Georgia understood that impeding the capital flow to subprime loans might raise the cost of borrowing for some state residents—those who, for one reason or another, had poor credit but could and would repay high-priced loans. But Georgia judged that this was more than balanced by protection for its most vulnerable from the scourge of predatory lending and the wrenching costs associated with overpayment and eventual foreclosure. New York, New Jersey, and New Mexico made the same judgment and within two years had enacted their own versions of laws exposing downstream owners of loans to fines if they bought predatory loans.

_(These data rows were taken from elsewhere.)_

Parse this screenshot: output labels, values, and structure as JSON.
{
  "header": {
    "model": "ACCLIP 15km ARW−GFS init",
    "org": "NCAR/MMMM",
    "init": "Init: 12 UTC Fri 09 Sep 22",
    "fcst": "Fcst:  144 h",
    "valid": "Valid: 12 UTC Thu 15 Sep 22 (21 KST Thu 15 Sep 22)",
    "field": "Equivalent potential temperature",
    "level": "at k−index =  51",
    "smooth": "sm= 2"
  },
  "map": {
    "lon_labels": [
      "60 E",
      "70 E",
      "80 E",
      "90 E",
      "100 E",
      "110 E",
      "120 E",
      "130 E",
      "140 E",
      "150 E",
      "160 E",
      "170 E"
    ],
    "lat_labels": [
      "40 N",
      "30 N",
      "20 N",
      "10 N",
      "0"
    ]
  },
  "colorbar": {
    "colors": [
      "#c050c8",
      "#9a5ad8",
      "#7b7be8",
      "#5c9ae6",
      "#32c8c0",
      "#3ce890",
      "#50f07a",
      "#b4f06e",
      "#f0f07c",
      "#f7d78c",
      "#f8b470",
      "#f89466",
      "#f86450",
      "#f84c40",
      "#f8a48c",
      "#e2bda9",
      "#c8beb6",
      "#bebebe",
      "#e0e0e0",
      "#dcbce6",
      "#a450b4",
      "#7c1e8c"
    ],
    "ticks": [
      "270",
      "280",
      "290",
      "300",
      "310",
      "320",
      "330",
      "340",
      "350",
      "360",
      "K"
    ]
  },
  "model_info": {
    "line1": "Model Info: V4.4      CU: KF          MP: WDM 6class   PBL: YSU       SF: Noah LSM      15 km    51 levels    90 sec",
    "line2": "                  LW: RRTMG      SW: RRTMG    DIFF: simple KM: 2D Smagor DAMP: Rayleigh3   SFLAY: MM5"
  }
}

That's when the feds came in. Some of the biggest players in the secondary mortgage market are national banks, and the states' efforts to curb predatory lending clashed with the banks' fervent desire to keep the market in subprime loans rolling. And so the national banks turned to the Treasury Department's Office of the Comptroller of the Currency. The OCC is a somewhat conflicted agency: While its primary regulatory responsibility is ensuring the safety and soundness of the national bank system, almost its entire budget comes from fees it imposes on the banks—meaning that its funding depends on keeping them happy. It was unsurprising, then, that the OCC leapt to attention when the national banks asked it to pre-empt the Georgia-like subprime laws on the grounds that they conflicted with federal banking law.

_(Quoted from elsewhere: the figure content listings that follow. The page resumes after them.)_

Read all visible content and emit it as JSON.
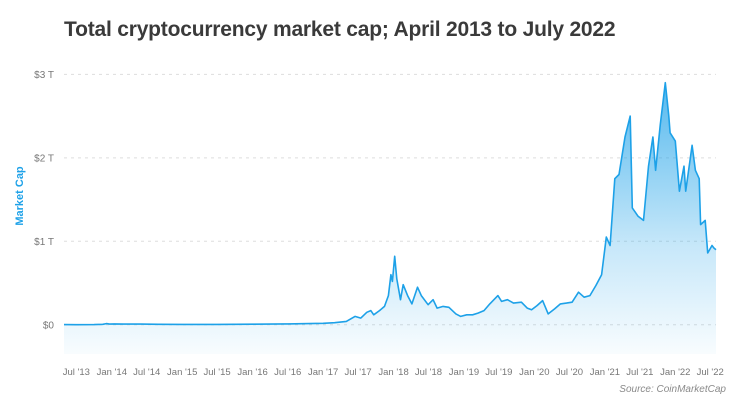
{
  "page": {
    "title": "Total cryptocurrency market cap; April 2013 to July 2022",
    "source": "Source: CoinMarketCap"
  },
  "chart_data": {
    "type": "area",
    "title": "Total cryptocurrency market cap; April 2013 to July 2022",
    "xlabel": "",
    "ylabel": "Market Cap",
    "y_ticks": [
      "$0",
      "$1 T",
      "$2 T",
      "$3 T"
    ],
    "y_tick_values": [
      0,
      1,
      2,
      3
    ],
    "ylim": [
      -0.35,
      3.1
    ],
    "y_unit": "trillion USD",
    "x_ticks": [
      "Jul '13",
      "Jan '14",
      "Jul '14",
      "Jan '15",
      "Jul '15",
      "Jan '16",
      "Jul '16",
      "Jan '17",
      "Jul '17",
      "Jan '18",
      "Jul '18",
      "Jan '19",
      "Jul '19",
      "Jan '20",
      "Jul '20",
      "Jan '21",
      "Jul '21",
      "Jan '22",
      "Jul '22"
    ],
    "x_tick_dates": [
      "2013-07-01",
      "2014-01-01",
      "2014-07-01",
      "2015-01-01",
      "2015-07-01",
      "2016-01-01",
      "2016-07-01",
      "2017-01-01",
      "2017-07-01",
      "2018-01-01",
      "2018-07-01",
      "2019-01-01",
      "2019-07-01",
      "2020-01-01",
      "2020-07-01",
      "2021-01-01",
      "2021-07-01",
      "2022-01-01",
      "2022-07-01"
    ],
    "xlim": [
      "2013-04-28",
      "2022-07-31"
    ],
    "grid": "horizontal dashed",
    "color": "#1da1e8",
    "series": [
      {
        "points": [
          [
            "2013-04-28",
            0.0016
          ],
          [
            "2013-07-01",
            0.0012
          ],
          [
            "2013-10-01",
            0.002
          ],
          [
            "2013-11-15",
            0.006
          ],
          [
            "2013-12-04",
            0.014
          ],
          [
            "2013-12-20",
            0.008
          ],
          [
            "2014-01-15",
            0.011
          ],
          [
            "2014-03-01",
            0.008
          ],
          [
            "2014-06-01",
            0.008
          ],
          [
            "2014-09-01",
            0.006
          ],
          [
            "2015-01-01",
            0.004
          ],
          [
            "2015-07-01",
            0.004
          ],
          [
            "2016-01-01",
            0.007
          ],
          [
            "2016-06-15",
            0.011
          ],
          [
            "2016-07-01",
            0.01
          ],
          [
            "2017-01-01",
            0.018
          ],
          [
            "2017-03-01",
            0.025
          ],
          [
            "2017-05-01",
            0.04
          ],
          [
            "2017-06-15",
            0.1
          ],
          [
            "2017-07-15",
            0.08
          ],
          [
            "2017-08-15",
            0.15
          ],
          [
            "2017-09-05",
            0.17
          ],
          [
            "2017-09-20",
            0.12
          ],
          [
            "2017-10-20",
            0.17
          ],
          [
            "2017-11-15",
            0.22
          ],
          [
            "2017-12-05",
            0.35
          ],
          [
            "2017-12-18",
            0.6
          ],
          [
            "2017-12-26",
            0.52
          ],
          [
            "2018-01-07",
            0.82
          ],
          [
            "2018-01-18",
            0.55
          ],
          [
            "2018-02-06",
            0.3
          ],
          [
            "2018-02-20",
            0.48
          ],
          [
            "2018-03-15",
            0.35
          ],
          [
            "2018-04-06",
            0.25
          ],
          [
            "2018-05-05",
            0.45
          ],
          [
            "2018-05-25",
            0.35
          ],
          [
            "2018-06-29",
            0.24
          ],
          [
            "2018-07-25",
            0.3
          ],
          [
            "2018-08-15",
            0.2
          ],
          [
            "2018-09-15",
            0.22
          ],
          [
            "2018-10-15",
            0.21
          ],
          [
            "2018-11-20",
            0.13
          ],
          [
            "2018-12-15",
            0.1
          ],
          [
            "2019-01-15",
            0.12
          ],
          [
            "2019-02-15",
            0.12
          ],
          [
            "2019-03-15",
            0.14
          ],
          [
            "2019-04-15",
            0.17
          ],
          [
            "2019-05-15",
            0.25
          ],
          [
            "2019-06-26",
            0.35
          ],
          [
            "2019-07-15",
            0.28
          ],
          [
            "2019-08-15",
            0.3
          ],
          [
            "2019-09-15",
            0.26
          ],
          [
            "2019-10-26",
            0.27
          ],
          [
            "2019-11-25",
            0.2
          ],
          [
            "2019-12-18",
            0.18
          ],
          [
            "2020-01-15",
            0.23
          ],
          [
            "2020-02-13",
            0.29
          ],
          [
            "2020-03-13",
            0.13
          ],
          [
            "2020-04-15",
            0.19
          ],
          [
            "2020-05-15",
            0.25
          ],
          [
            "2020-06-15",
            0.26
          ],
          [
            "2020-07-15",
            0.27
          ],
          [
            "2020-08-17",
            0.39
          ],
          [
            "2020-09-15",
            0.33
          ],
          [
            "2020-10-15",
            0.35
          ],
          [
            "2020-11-15",
            0.47
          ],
          [
            "2020-12-15",
            0.6
          ],
          [
            "2021-01-08",
            1.05
          ],
          [
            "2021-01-28",
            0.95
          ],
          [
            "2021-02-21",
            1.75
          ],
          [
            "2021-03-15",
            1.8
          ],
          [
            "2021-04-15",
            2.25
          ],
          [
            "2021-05-12",
            2.5
          ],
          [
            "2021-05-23",
            1.4
          ],
          [
            "2021-06-22",
            1.3
          ],
          [
            "2021-07-20",
            1.25
          ],
          [
            "2021-08-15",
            1.9
          ],
          [
            "2021-09-07",
            2.25
          ],
          [
            "2021-09-21",
            1.85
          ],
          [
            "2021-10-15",
            2.4
          ],
          [
            "2021-11-10",
            2.9
          ],
          [
            "2021-11-28",
            2.5
          ],
          [
            "2021-12-05",
            2.3
          ],
          [
            "2022-01-01",
            2.2
          ],
          [
            "2022-01-22",
            1.6
          ],
          [
            "2022-02-15",
            1.9
          ],
          [
            "2022-02-24",
            1.6
          ],
          [
            "2022-03-29",
            2.15
          ],
          [
            "2022-04-15",
            1.85
          ],
          [
            "2022-05-05",
            1.75
          ],
          [
            "2022-05-12",
            1.2
          ],
          [
            "2022-06-05",
            1.25
          ],
          [
            "2022-06-18",
            0.86
          ],
          [
            "2022-07-10",
            0.95
          ],
          [
            "2022-07-20",
            0.92
          ],
          [
            "2022-07-31",
            0.9
          ]
        ]
      }
    ]
  }
}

While the banks' legal arguments were thin, the OCC issued regulations in early 2004 nullifying the state laws as they applied to national banks. In part, the OCC reasoned that the states just got it wrong: As the then-comptroller explained in a speech to the Federalist Society, "We know that it's possible to deal effectively with predatory lending without putting impediments in the way of those who provide access to legitimate subprime credit." With the state laws nullified, national banks were free to engage in the sharp practices the states were hoping to stamp out. (Indeed, Georgia scuttled its law because it didn't want to give national banks a competitive advantage over its state institutions.) Facing intense pressure from subprime lenders and Wall Street, and left without a real chance of holding investors responsible for purchasing ill-advised loans, state legislatures gave up.